The dict object in Python is a primitive Python data type, stored as a key-value pair, whose Chinese name translates to dictionary, and as the name implies, it is highly efficient at finding the corresponding value by key name, with a time complexity at the constant level of O(1).
dict underlying implementation
In Python2, the underlying dict relies on a Hash Table implementation, which uses the open address method to resolve conflicts.
So the time complexity of the lookup will be O(1).
The principle of Dict operation implementation (including insertion, deletion, and buffer pooling, etc.)
First of all: the element search strategy for PyDictObject objects.
There are two search strategies, lookdict and lookdict_string. lookdict_string is the special form of lookdict when searching for PyStringObject, then the main logic of the generic search strategy lookdict is.
(1) The lookup for the first entry.
a) get the index of entry according to the hash value
b) if the entry is in the unused state, the search is over; if the key pointed to by the entry is the same as the search key, the search is successful
c) if the current entry is in the dummy state, set the freeslot (here the freeslot is returned as the next immediately available address to store the entry)
d) check the active state of entry, if the value pointed to by the key and the value of the search is the same, the search is successful
(2) the traversal of the remaining elements of the probe chain to find.
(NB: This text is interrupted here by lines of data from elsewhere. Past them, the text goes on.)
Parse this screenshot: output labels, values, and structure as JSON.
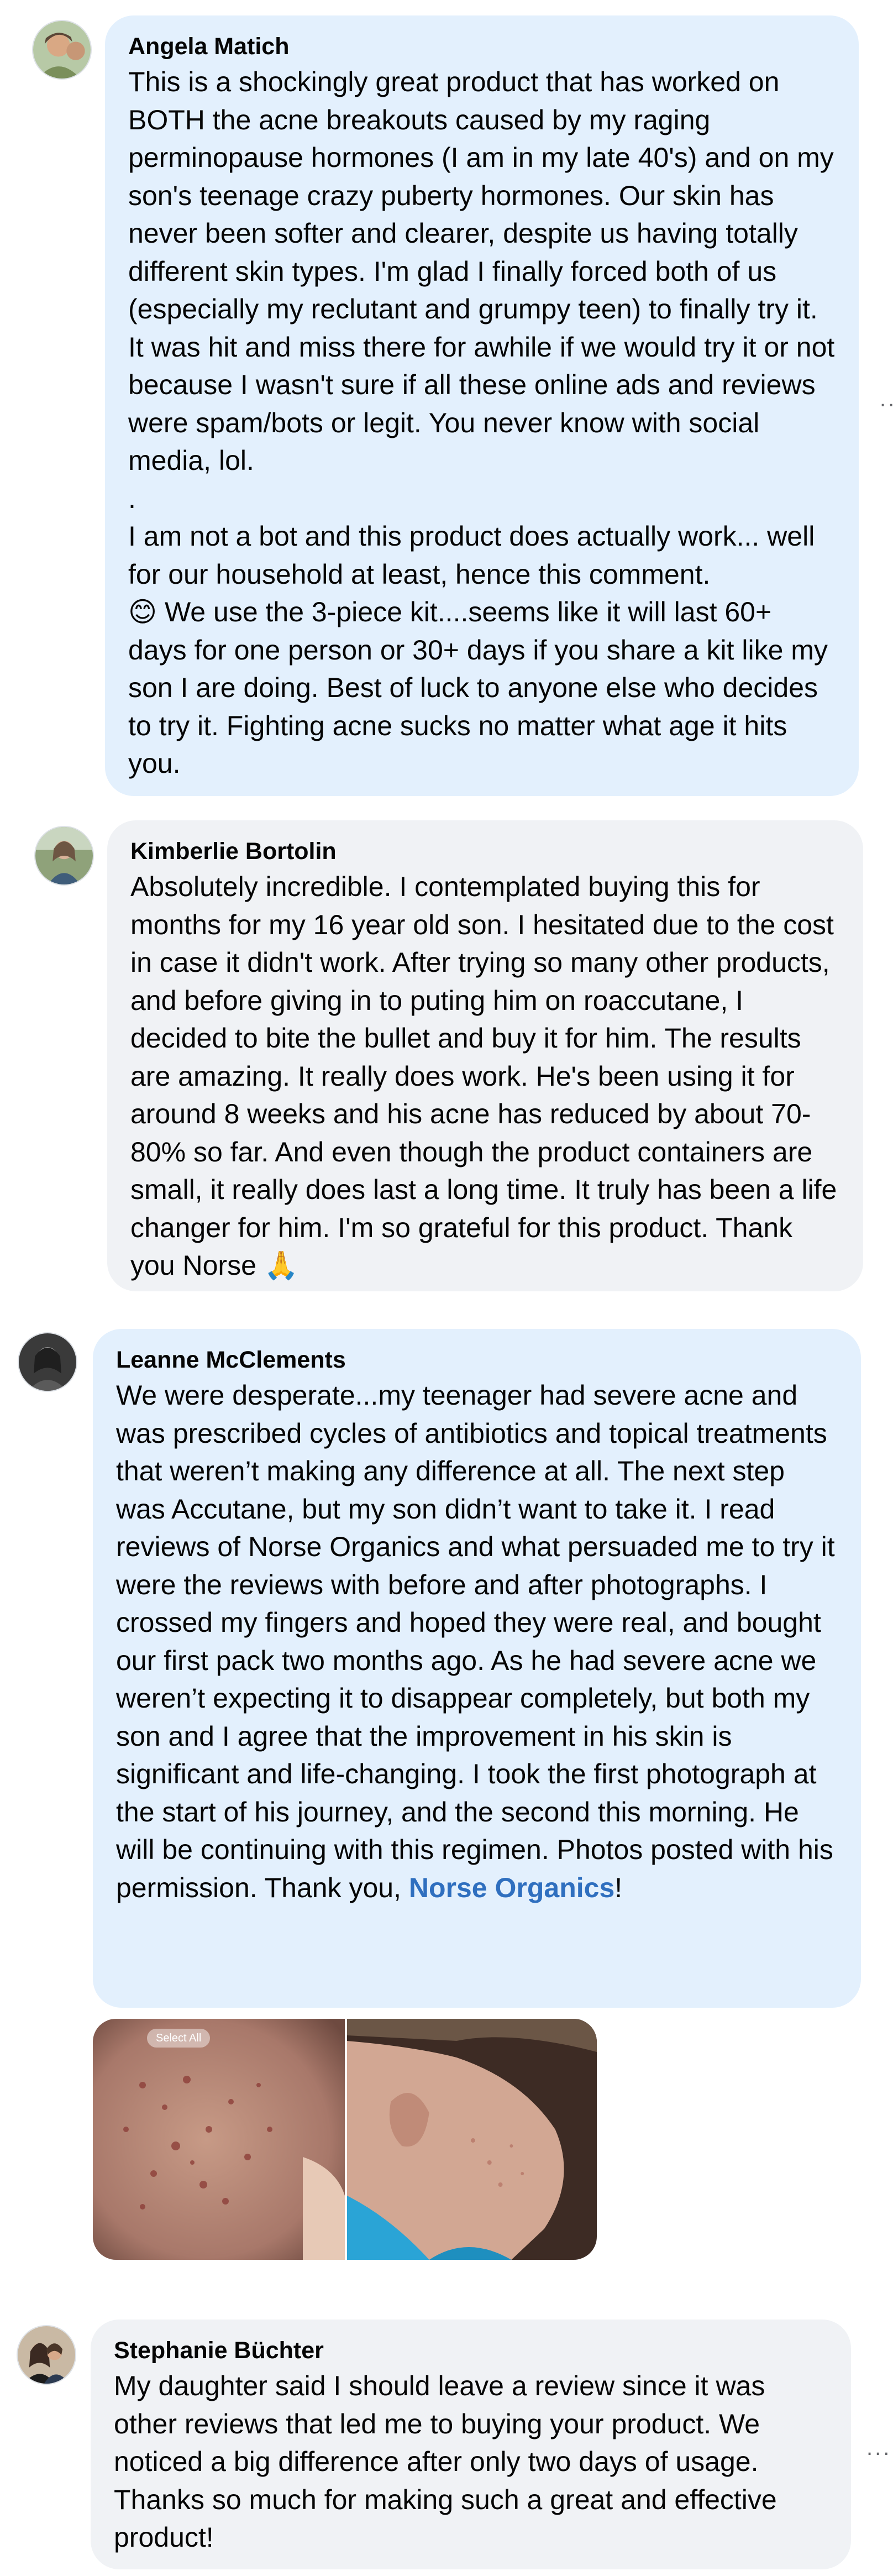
{
  "comments": [
    {
      "author": "Angela Matich",
      "text_before_emoji": "This is a shockingly great product that has worked on BOTH the acne breakouts caused by my raging perminopause hormones (I am in my late 40's) and on my son's teenage crazy puberty hormones. Our skin has never been softer and clearer, despite us having totally different skin types. I'm glad I finally forced both of us (especially my reclutant and grumpy teen) to finally try it. It was hit and miss there for awhile if we would try it or not because I wasn't sure if all these online ads and reviews were spam/bots or legit. You never know with social media, lol.\n.\nI am not a bot and this product does actually work... well for our household at least, hence this comment.",
      "emoji": "😊",
      "text_after_emoji": " We use the 3-piece kit....seems like it will last 60+ days for one person or 30+ days if you share a kit like my son I are doing. Best of luck to anyone else who decides to try it. Fighting acne sucks no matter what age it hits you.",
      "more_label": "..."
    },
    {
      "author": "Kimberlie Bortolin",
      "text": "Absolutely incredible. I contemplated buying this for months for my 16 year old son. I hesitated due to the cost in case it didn't work. After trying so many other products, and before giving in to puting him on roaccutane, I decided to bite the bullet and buy it for him. The results are amazing. It really does work. He's been using it for around 8 weeks and his acne has reduced by about 70-80% so far. And even though the product containers are small, it really does last a long time. It truly has been a life changer for him. I'm so grateful for this product. Thank you Norse ",
      "emoji": "🙏"
    },
    {
      "author": "Leanne McClements",
      "text": "We were desperate...my teenager had severe acne and was prescribed cycles of antibiotics and topical treatments that weren’t making any difference at all. The next step was Accutane, but my son didn’t want to take it. I read reviews of Norse Organics and what persuaded me to try it were the reviews with before and after photographs. I crossed my fingers and hoped they were real, and bought our first pack two months ago. As he had severe acne we weren’t expecting it to disappear completely, but both my son and I agree that the improvement in his skin is significant and life-changing. I took the first photograph at the start of his journey, and the second this morning. He will be continuing with this regimen. Photos posted with his permission. Thank you, ",
      "link": "Norse Organics",
      "text_end": "!",
      "photo_chip": "Select All"
    },
    {
      "author": "Stephanie Büchter",
      "text": "My daughter said I should leave a review since it was other reviews that led me to buying your product. We noticed a big difference after only two days of usage. Thanks so much for making such a great and effective product!",
      "more_label": "..."
    }
  ],
  "colors": {
    "bubble_blue": "#e3f0fd",
    "bubble_grey": "#f0f2f5",
    "link": "#2f6fbf"
  }
}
a) according to the detection function used to obtain the next entry to be checked on the detection chain
b) check an entry in the unused state, indicating that the search failed.
If freeslot is not empty, then return freeslot; otherwise return the entry in the unused state
c) check whether the key of entry and the reference of the key searched, the same search success, return entry
d) check whether the key of entry and the value of the searched key is the same, the same search is successful, return entry
e) traversal process, found dummy state entry, and freeslot is not set, then set freeslot
The next is: PyDictObject object element insertion and deletion strategy.
Need to first use the search strategy, search success, then directly replace the value, search failure, return to the unused state or dummy state entry, set the key, value and hash value, and according to the current inserted elements to adjust the size of the ma_table (the basis for adjustment is the loading rate, according to whether it is greater than 2/3 to adjust). Deletion is similar, first calculate the hash value, then search for the corresponding entry, and if the search is successful, delete the elements maintained in the entry, and modify the entry from the active state to the dummy state.
In the process of PyDictObject implementation, the buffer pool is used. When the PyDictObject object is destroyed, it starts to accept the buffered PyDictObject objects, and the number of objects that can be accepted by the defined buffer pool is 80. When creating a new PyDictObject, if there is one in the buffer pool, it can be taken out from the buffer pool directly.